Malheureusement celui à qui cette instruction si sage et si raisonnable étoit adressée, ne persévéra pas dans les sentimens qui lui avoient mérité l'estime de Bossuet et l'affection de l'abbé de Rancé.

Prêt à se renfermer dans les soins qu'alloit exiger de lui le gouvernement de son diocèse, Bossuet crut devoir rendre publics deux ouvrages qu'il avoit composés avant d'être nommé évêque de Meaux.

Le premier est la relation de sa Conférence avec le ministre Claude.
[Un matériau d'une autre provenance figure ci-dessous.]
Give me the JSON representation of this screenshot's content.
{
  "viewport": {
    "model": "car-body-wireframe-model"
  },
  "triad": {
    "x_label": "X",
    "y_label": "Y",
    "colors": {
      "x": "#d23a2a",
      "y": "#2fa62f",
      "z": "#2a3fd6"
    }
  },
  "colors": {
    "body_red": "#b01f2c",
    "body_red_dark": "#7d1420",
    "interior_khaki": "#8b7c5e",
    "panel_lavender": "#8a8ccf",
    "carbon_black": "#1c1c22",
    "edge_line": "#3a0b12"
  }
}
On a vu les raisons qui le forcèrent à faire imprimer cette Relation en 1682, et qu'il ne s'y détermina que pour rétablir la vérité des faits, dont le ministre Claude s'étoit singulièrement écarté dans le récit qu'il en avoit fait de vive voix et par écrit.

V.-Traité de la communion sous les deux espèces. 1682.

Le second ouvrage que Bossuet fit imprimer en 1682, est son Traité de la Communion sous les deux espèces (a).

Jurieu avoit fait paroître en 1681 un écrit sur la matière de l'Eucharistie. Il y attaquoit l'usage qui a prévalu dans l'Eglise catholique de ne donner la communion aux laïques que sous une seule espèce. Bossuet crut devoir réfuter cet ouvrage; le sujet n'étoit, pour ainsi dire, que la discussion de quelques faits historiques; par cette raison même

(a) OEuvres de Bossuet, tom. xxxш, p. 441, édit. de Vers. in-8°.